Dołączył: 26 lip 2016
Posty: 18252
Strasznie gorąco! Nic dziś nie zrobiłam na tyłach, nie miałam siły na kopanie. Rośliny stoją i czekają. Na froncie przycięłam za to ogromnego jałowca przy garażu i dwa inne na rabacie z pęcherznicą.
Przesadzona hakuro chyba będzie żyć . Co prawda zrzuciła wszystkie liście i uschły jej gałązki ale widzę, że zaczyna puszczać pąki liściowe . Fajnie, bo ją w sumie lubię a w nowej miejscówce ładnie wyglądała.
Jutro mam przymusowy szybki wyjazd do Warszawy więc przy okazji porozglądam się za czymś fajnym na pniu.
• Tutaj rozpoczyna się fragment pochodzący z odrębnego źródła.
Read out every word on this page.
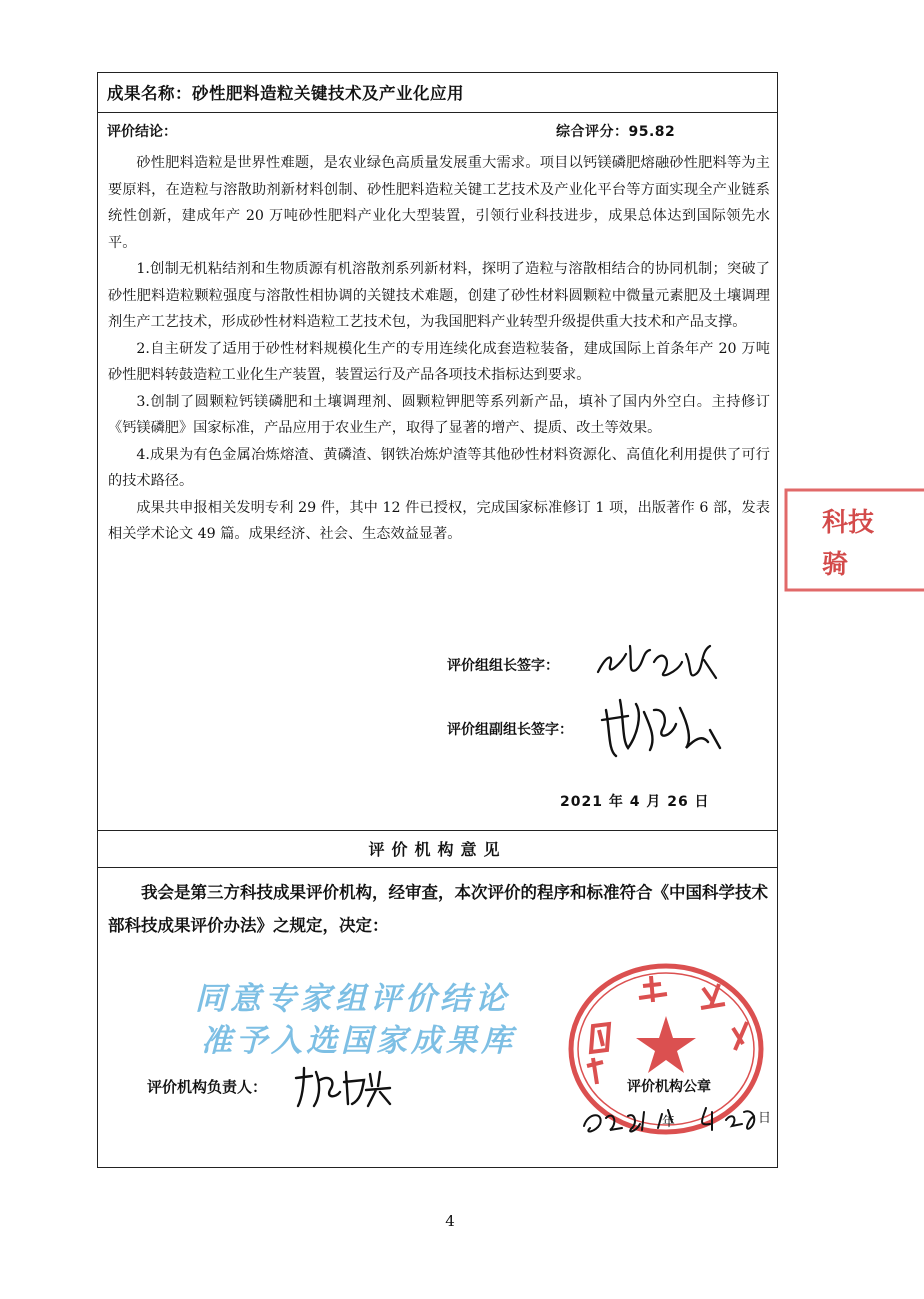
成果名称：砂性肥料造粒关键技术及产业化应用
评价结论：	综合评分：95.82

砂性肥料造粒是世界性难题，是农业绿色高质量发展重大需求。项目以钙镁磷肥熔融砂性肥料等为主要原料，在造粒与溶散助剂新材料创制、砂性肥料造粒关键工艺技术及产业化平台等方面实现全产业链系统性创新，建成年产 20 万吨砂性肥料产业化大型装置，引领行业科技进步，成果总体达到国际领先水平。

1.创制无机粘结剂和生物质源有机溶散剂系列新材料，探明了造粒与溶散相结合的协同机制；突破了砂性肥料造粒颗粒强度与溶散性相协调的关键技术难题，创建了砂性材料圆颗粒中微量元素肥及土壤调理剂生产工艺技术，形成砂性材料造粒工艺技术包，为我国肥料产业转型升级提供重大技术和产品支撑。

2.自主研发了适用于砂性材料规模化生产的专用连续化成套造粒装备，建成国际上首条年产 20 万吨砂性肥料转鼓造粒工业化生产装置，装置运行及产品各项技术指标达到要求。

3.创制了圆颗粒钙镁磷肥和土壤调理剂、圆颗粒钾肥等系列新产品，填补了国内外空白。主持修订《钙镁磷肥》国家标准，产品应用于农业生产，取得了显著的增产、提质、改土等效果。

4.成果为有色金属冶炼熔渣、黄磷渣、钢铁冶炼炉渣等其他砂性材料资源化、高值化利用提供了可行的技术路径。

成果共申报相关发明专利 29 件，其中 12 件已授权，完成国家标准修订 1 项，出版著作 6 部，发表相关学术论文 49 篇。成果经济、社会、生态效益显著。

评价组组长签字：
评价组副组长签字：
2021 年 4 月 26 日
评价机构意见

我会是第三方科技成果评价机构，经审查，本次评价的程序和标准符合《中国科学技术部科技成果评价办法》之规定，决定：

同意专家组评价结论
准予入选国家成果库
评价机构负责人：	评价机构公章
年	日
科技
骑
4
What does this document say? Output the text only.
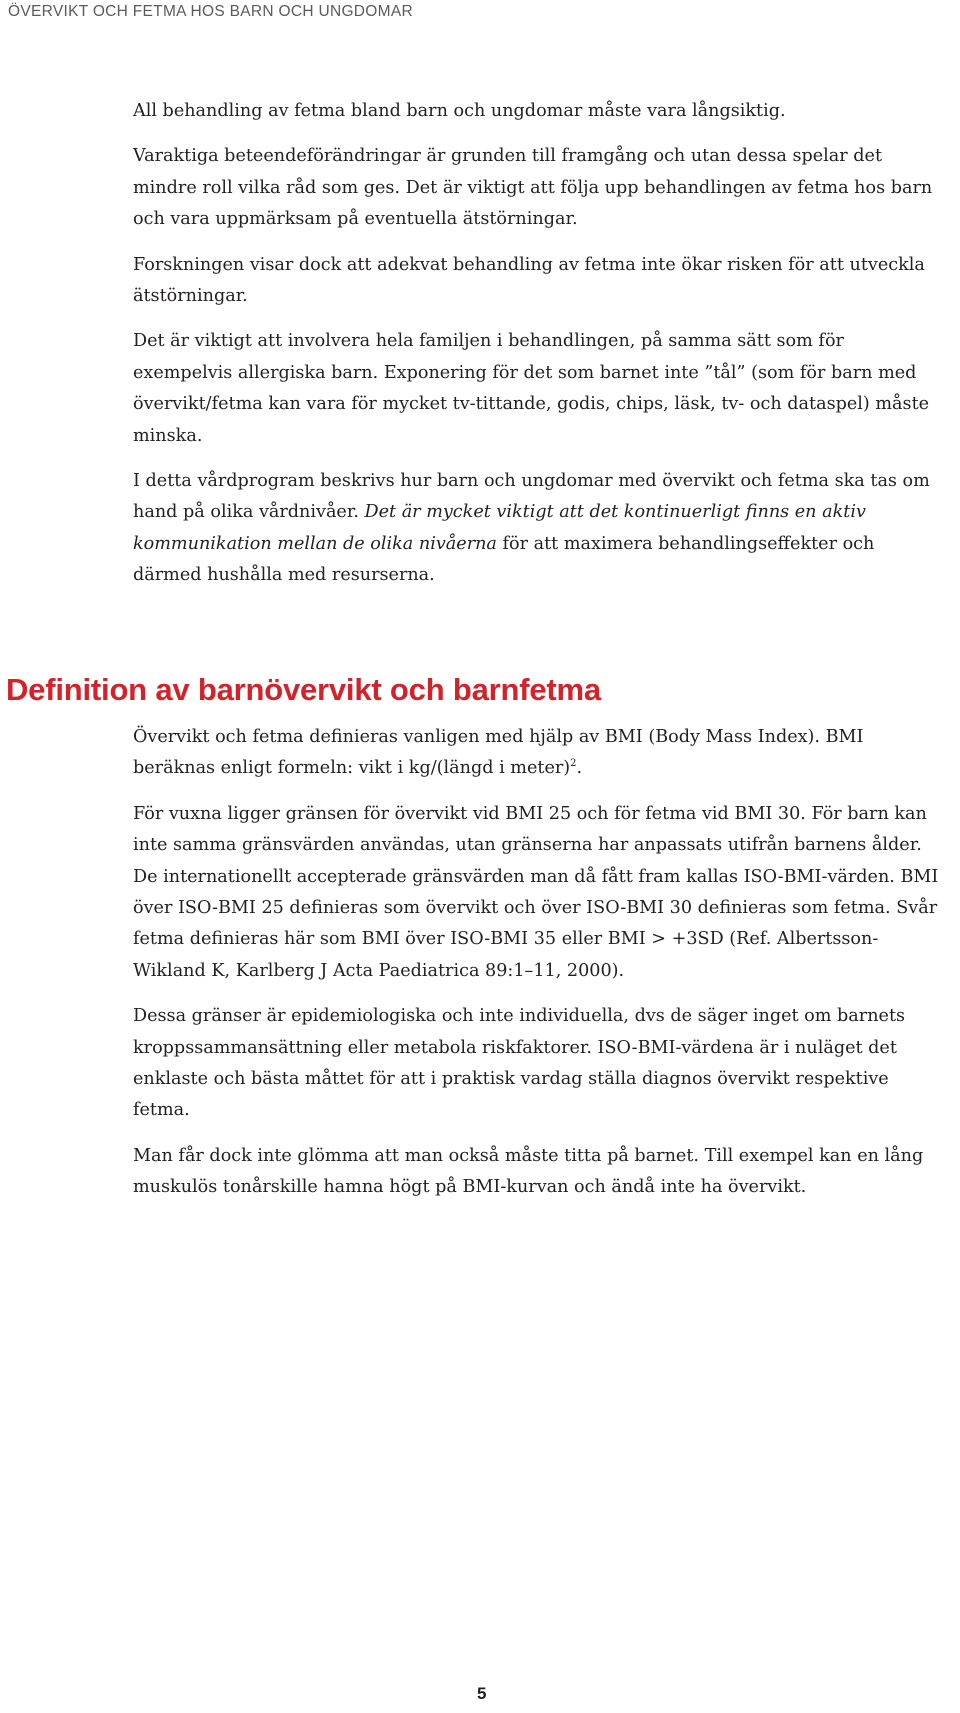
ÖVERVIKT OCH FETMA HOS BARN OCH UNGDOMAR

All behandling av fetma bland barn och ungdomar måste vara långsiktig.

Varaktiga beteendeförändringar är grunden till framgång och utan dessa spelar det mindre roll vilka råd som ges. Det är viktigt att följa upp behandlingen av fetma hos barn och vara uppmärksam på eventuella ätstörningar.

Forskningen visar dock att adekvat behandling av fetma inte ökar risken för att utveckla ätstörningar.

Det är viktigt att involvera hela familjen i behandlingen, på samma sätt som för exempelvis allergiska barn. Exponering för det som barnet inte ”tål” (som för barn med övervikt/fetma kan vara för mycket tv-tittande, godis, chips, läsk, tv- och dataspel) måste minska.

I detta vårdprogram beskrivs hur barn och ungdomar med övervikt och fetma ska tas om hand på olika vårdnivåer. Det är mycket viktigt att det kontinuerligt finns en aktiv kommunikation mellan de olika nivåerna för att maximera behandlingseffekter och därmed hushålla med resurserna.

Definition av barnövervikt och barnfetma

Övervikt och fetma definieras vanligen med hjälp av BMI (Body Mass Index). BMI beräknas enligt formeln: vikt i kg/(längd i meter)$^2$.

För vuxna ligger gränsen för övervikt vid BMI 25 och för fetma vid BMI 30. För barn kan inte samma gränsvärden användas, utan gränserna har anpassats utifrån barnens ålder. De internationellt accepterade gränsvärden man då fått fram kallas ISO-BMI-värden. BMI över ISO-BMI 25 definieras som övervikt och över ISO-BMI 30 definieras som fetma. Svår fetma definieras här som BMI över ISO-BMI 35 eller BMI > +3SD (Ref. Albertsson-Wikland K, Karlberg J Acta Paediatrica 89:1–11, 2000).

Dessa gränser är epidemiologiska och inte individuella, dvs de säger inget om barnets kroppssammansättning eller metabola riskfaktorer. ISO-BMI-värdena är i nuläget det enklaste och bästa måttet för att i praktisk vardag ställa diagnos övervikt respektive fetma.

Man får dock inte glömma att man också måste titta på barnet. Till exempel kan en lång muskulös tonårskille hamna högt på BMI-kurvan och ändå inte ha övervikt.

5
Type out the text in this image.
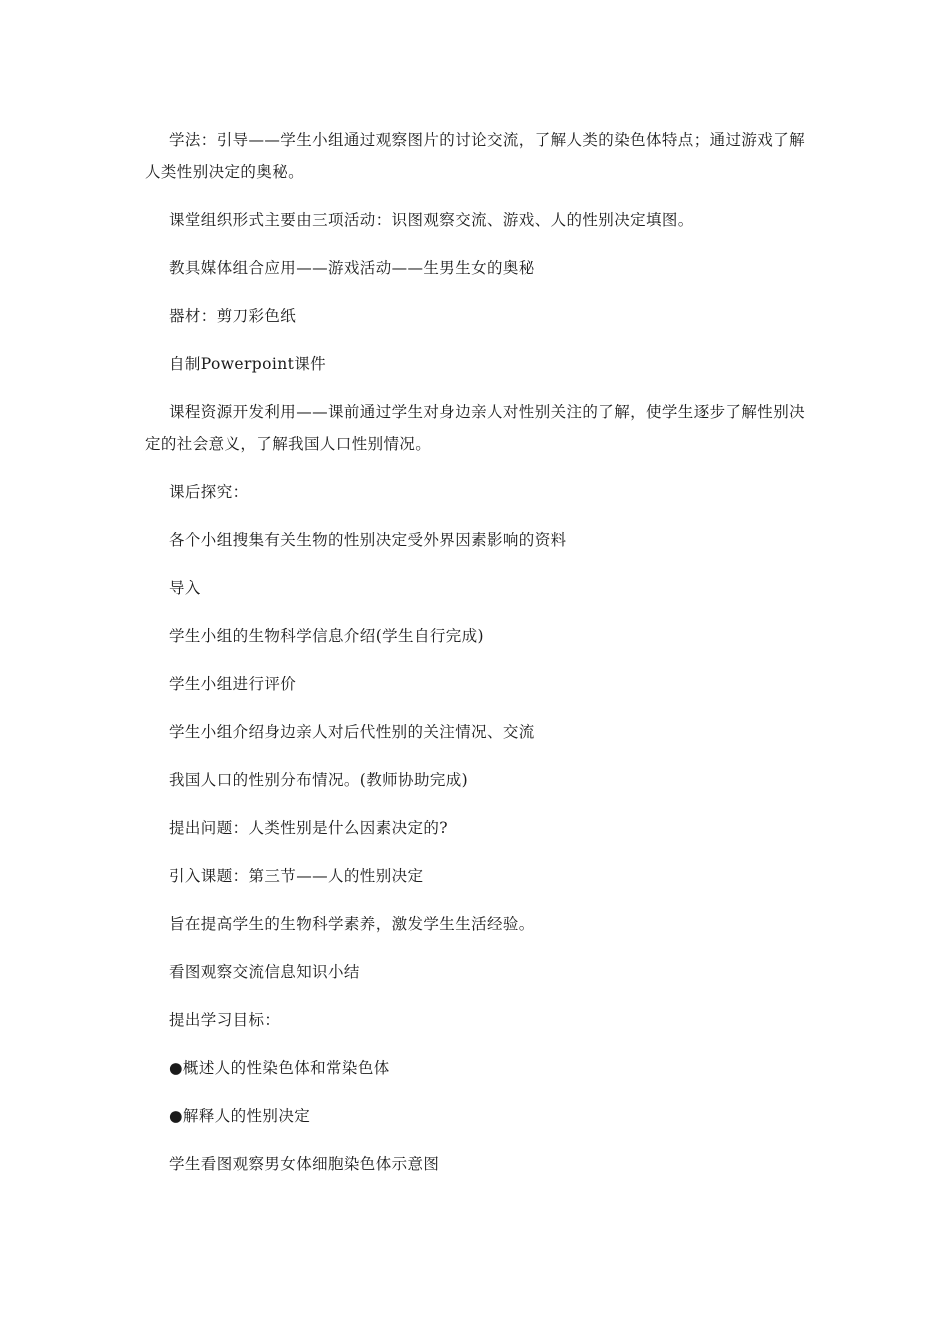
学法：引导——学生小组通过观察图片的讨论交流，了解人类的染色体特点；通过游戏了解人类性别决定的奥秘。

课堂组织形式主要由三项活动：识图观察交流、游戏、人的性别决定填图。

教具媒体组合应用——游戏活动——生男生女的奥秘

器材：剪刀彩色纸

自制Powerpoint课件

课程资源开发利用——课前通过学生对身边亲人对性别关注的了解，使学生逐步了解性别决定的社会意义，了解我国人口性别情况。

课后探究：

各个小组搜集有关生物的性别决定受外界因素影响的资料

导入

学生小组的生物科学信息介绍(学生自行完成)

学生小组进行评价

学生小组介绍身边亲人对后代性别的关注情况、交流

我国人口的性别分布情况。(教师协助完成)

提出问题：人类性别是什么因素决定的?

引入课题：第三节——人的性别决定

旨在提高学生的生物科学素养，激发学生生活经验。

看图观察交流信息知识小结

提出学习目标：

●概述人的性染色体和常染色体

●解释人的性别决定

学生看图观察男女体细胞染色体示意图
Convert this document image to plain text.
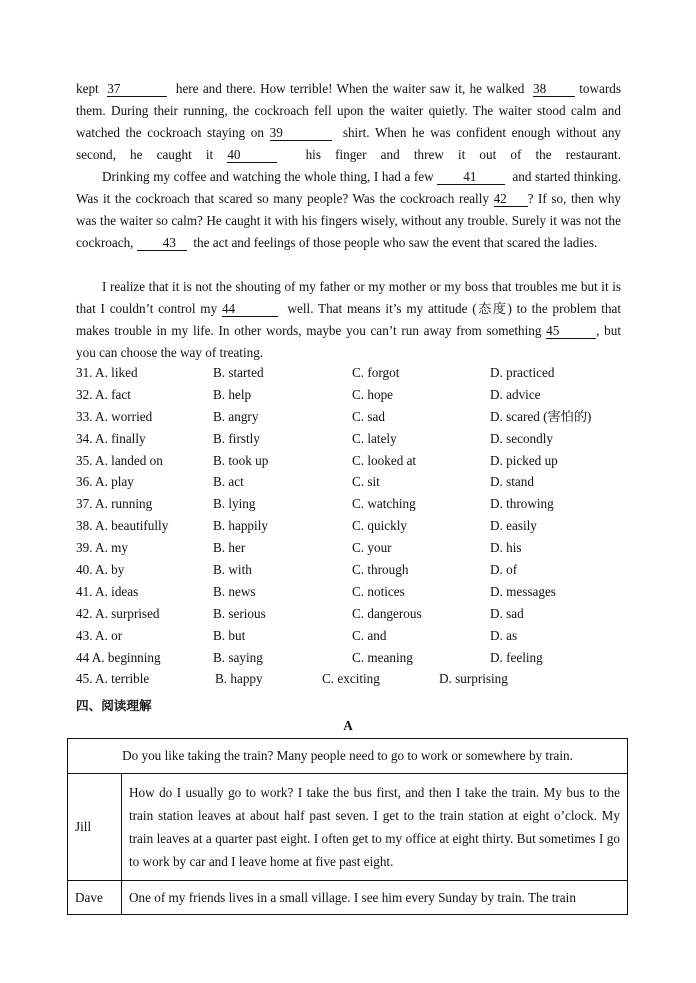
kept 37	here and there. How terrible! When the waiter saw it, he walked 38	towards them. During their running, the cockroach fell upon the waiter quietly. The waiter stood calm and watched the cockroach staying on 39	shirt. When he was confident enough without any second, he caught it 40	his finger and threw it out of the restaurant.

Drinking my coffee and watching the whole thing, I had a few 41	and started thinking. Was it the cockroach that scared so many people? Was the cockroach really 42 ? If so, then why was the waiter so calm? He caught it with his fingers wisely, without any trouble. Surely it was not the cockroach, 43 the act and feelings of those people who saw the event that scared the ladies.

I realize that it is not the shouting of my father or my mother or my boss that troubles me but it is that I couldn’t control my 44	well. That means it’s my attitude (态度) to the problem that makes trouble in my life. In other words, maybe you can’t run away from something 45	, but you can choose the way of treating.

31. A. liked	B. started	C. forgot	D. practiced
32. A. fact	B. help	C. hope	D. advice
33. A. worried	B. angry	C. sad	D. scared (害怕的)
34. A. finally	B. firstly	C. lately	D. secondly
35. A. landed on	B. took up	C. looked at	D. picked up
36. A. play	B. act	C. sit	D. stand
37. A. running	B. lying	C. watching	D. throwing
38. A. beautifully	B. happily	C. quickly	D. easily
39. A. my	B. her	C. your	D. his
40. A. by	B. with	C. through	D. of
41. A. ideas	B. news	C. notices	D. messages
42. A. surprised	B. serious	C. dangerous	D. sad
43. A. or	B. but	C. and	D. as
44 A. beginning	B. saying	C. meaning	D. feeling
45. A. terrible	B. happy	C. exciting	D. surprising
四、阅读理解
A
Do you like taking the train? Many people need to go to work or somewhere by train.	
Jill	How do I usually go to work? I take the bus first, and then I take the train. My bus to the train station leaves at about half past seven. I get to the train station at eight o’clock. My train leaves at a quarter past eight. I often get to my office at eight thirty. But sometimes I go to work by car and I leave home at five past eight.
Dave	One of my friends lives in a small village. I see him every Sunday by train. The train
Dziś byłam w trzech szkółkach i kicha...
____________________
Kasia - Ogrodowe marzenie Mrokasi okolice Warszawy
tulucy 21:22, 05 cze 2019


Dołączył: 20 lut 2016
Posty: 12912
Ja dziś mega podziałałam, ale już padam i idę spać zaraz.
____________________
Łucja 1. Migawki z ogródka 2. Migawki z Rodos
TAR 09:14, 06 cze 2019


Dołączył: 16 sie 2016
Posty: 7792
nic nie podziałałam do 20-tej siedzialam w domu i sie chłodziłam, potem troszke odchwasciłam w warzywniaku i truskawkach, podlałam, poobserwowałam ptaki i do 1 w nocy zalegałam na tarasie, było cieplutko, nocne życie w lesie i na łakach toczyło sie pełną para. a ja czekałam na wode, bo cisnienie tak słabe,że nie moglam sie wykąpać. jestem taka spiaca, ze dwie kawki nie pomogły.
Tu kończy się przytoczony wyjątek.